File Pattern -- Reading sequentially

Shruthi · Post by **Shruthi** » Thu Dec 30, 2010 6:40 am

Hi,

I have 3 files which match a pattern.

JobName_Date1.txt
JobName_Date2.txt
JobName_Date3.txt

I want the file with JobName_Date1.txt to be read first and then JobName_Date2.txt and then JobName_Date3.txt

Can we specify this order anywhere that it has to read in a sorted order?

Thanks,
Anitha

Sreenivasulu · Post by **Sreenivasulu** » Thu Dec 30, 2010 7:24 am

Use the 'ls options' in execute command activity .
Check in unix if it comes sorted the way you want the same can be plugged in datastage

Regards
Sreeni

Shruthi · Post by **Shruthi** » Thu Dec 30, 2010 7:39 am

Our OS is Windows. How can it be done here?

samyamkrishna · Post by **samyamkrishna** » Thu Dec 30, 2010 8:04 am

the DIR command

chulett · Post by **chulett** » Thu Dec 30, 2010 9:37 am

DataStage installs the MKS Toolkit on Windows so you should in fact have UNIX-like capabilities and thus commands like "ls" can be used. Or just stick with "dir /b", either will display files alphabetically by default.

That "/b" option gives you a "bare" listing, one with just the filenames which is what would be appropriate in the Sequential File stage's File Pattern option.

Abhijeet1980 · Post by **Abhijeet1980** » Thu Dec 30, 2010 9:40 am

Shruthi,

Kindly explain us the logic for sorting the files.
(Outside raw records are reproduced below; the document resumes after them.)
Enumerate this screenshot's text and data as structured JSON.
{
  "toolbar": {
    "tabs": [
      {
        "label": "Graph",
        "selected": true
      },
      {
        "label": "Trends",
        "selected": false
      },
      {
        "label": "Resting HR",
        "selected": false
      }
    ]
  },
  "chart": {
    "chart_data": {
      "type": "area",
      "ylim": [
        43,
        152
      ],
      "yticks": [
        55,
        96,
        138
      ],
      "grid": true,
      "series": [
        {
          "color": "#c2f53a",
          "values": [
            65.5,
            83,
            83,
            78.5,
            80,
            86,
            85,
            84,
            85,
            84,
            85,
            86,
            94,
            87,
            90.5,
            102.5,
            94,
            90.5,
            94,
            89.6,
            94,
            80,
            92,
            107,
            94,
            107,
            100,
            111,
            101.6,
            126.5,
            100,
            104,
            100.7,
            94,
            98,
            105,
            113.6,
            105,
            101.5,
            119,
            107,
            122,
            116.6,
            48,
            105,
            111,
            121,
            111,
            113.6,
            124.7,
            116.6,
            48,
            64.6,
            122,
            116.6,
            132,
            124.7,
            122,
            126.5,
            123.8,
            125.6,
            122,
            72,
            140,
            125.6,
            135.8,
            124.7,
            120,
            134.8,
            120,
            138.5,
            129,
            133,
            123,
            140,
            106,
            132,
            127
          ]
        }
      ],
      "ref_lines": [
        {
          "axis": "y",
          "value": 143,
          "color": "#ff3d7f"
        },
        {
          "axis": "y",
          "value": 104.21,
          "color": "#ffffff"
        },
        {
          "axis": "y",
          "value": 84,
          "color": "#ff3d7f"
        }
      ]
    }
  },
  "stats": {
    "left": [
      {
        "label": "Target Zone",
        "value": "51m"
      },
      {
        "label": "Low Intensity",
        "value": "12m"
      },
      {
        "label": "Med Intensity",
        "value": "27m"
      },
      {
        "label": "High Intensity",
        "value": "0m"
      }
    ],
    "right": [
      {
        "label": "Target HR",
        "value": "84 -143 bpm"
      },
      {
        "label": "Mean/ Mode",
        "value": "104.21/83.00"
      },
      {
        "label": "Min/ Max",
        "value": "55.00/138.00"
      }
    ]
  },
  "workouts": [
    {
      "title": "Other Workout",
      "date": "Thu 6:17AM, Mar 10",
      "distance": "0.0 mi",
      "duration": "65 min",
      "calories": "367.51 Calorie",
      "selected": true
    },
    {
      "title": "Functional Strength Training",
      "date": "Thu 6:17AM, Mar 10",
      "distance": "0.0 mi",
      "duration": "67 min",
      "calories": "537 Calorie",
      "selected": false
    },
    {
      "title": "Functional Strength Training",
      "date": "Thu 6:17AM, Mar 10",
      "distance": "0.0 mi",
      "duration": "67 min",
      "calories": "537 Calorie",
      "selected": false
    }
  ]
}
Files may be sorted on following attributes:
Modified Date
File Name
.
.
.
Many othet atrributes

I hope, that helps.

Post by **daignault** » Thu Dec 30, 2010 10:36 am

Setup your Seq stage to read the 3 files using a wildcard. Create a new column as part of the take-on that is the name of the source file (use a parameter maybe?)

Use a hash partition method on the source file key you created above and the data will be grouped in the same way as the take-on.

Cheers,

Ray D

DSguru2B · Post by **DSguru2B** » Thu Dec 30, 2010 10:45 am

Read the files regardless of the order. Sort it downstream on the file name. This way you will ensure the proper sort order regardless of the order.

Shruthi · Post by **Shruthi** » Mon Jan 03, 2011 3:10 am

Thanks for all your reply.
If I want to specify "dir \b" or "ls -a", where should I specify it?

dir /b D:/Employee*.txt

But its failing with the error message as follows

Sequential_File_1,0: Couldn't find any files on host nibc1521 with pattern dir\ /b\ D:/Employee*.txt.

samyamkrishna · Post by **samyamkrishna** » Mon Jan 03, 2011 4:01 am

its in the file property something like command

chulett · Post by **chulett** » Mon Jan 03, 2011 7:11 am

You've got things in the right place as it is trying to do what you asked. And I wasn't specific enough in my previous reply - that "dir /b" output is an example of what the stage needs, not the actual command itself to be used there. Sorry.

Try simply putting "D:/Employee*.txt" there and letting us know how it goes.

Shruthi · Post by **Shruthi** » Sat Jan 08, 2011 9:40 pm

If I simply put "D:/Employee*.txt", its getting read by alphebetical order. Now, I want it to be read according to the system time and date.

Is there anything called as indirect file reading in DataStage? Meaning, all the files to be read will be put in one file and DataStage should read this file to get the file names and in turn read the files.

ray.wurlod · Post by **ray.wurlod** » Sat Jan 08, 2011 10:12 pm

Capture the output of ls -1rt Employee*.txt command, convert the line terminators to, say, commas, and use that string as the "list of things" processed by a Start Loop activity.

jwiles · Post by **jwiles** » Sun Jan 09, 2011 9:35 am

Shruthi wrote: Is there anything called as indirect file reading in DataStage? Meaning, all the files to be read will be put in one file and DataStage should read this file to get the file names and in turn read the files.

You could use a FileSet stage. Create a fileset file (name.fs) containing rows which look like this:

nodename:full_filename

and pass the fileset name to the FileSet stage. You'll probably need to set the "Use Schema defined in File Set" to False.

An example would be:

compute1:/home/dsadm/my_input_file_1.txt
compute1:/home/dsadm/my_input_file_2.txt

However, building on Craig and Ray's suggestions you should be able to do the following with the SeqFile stage

ls -1t D:/Employee*.txt

Either method will work and I expect the second one will be easier for you.

Regards,

[/b]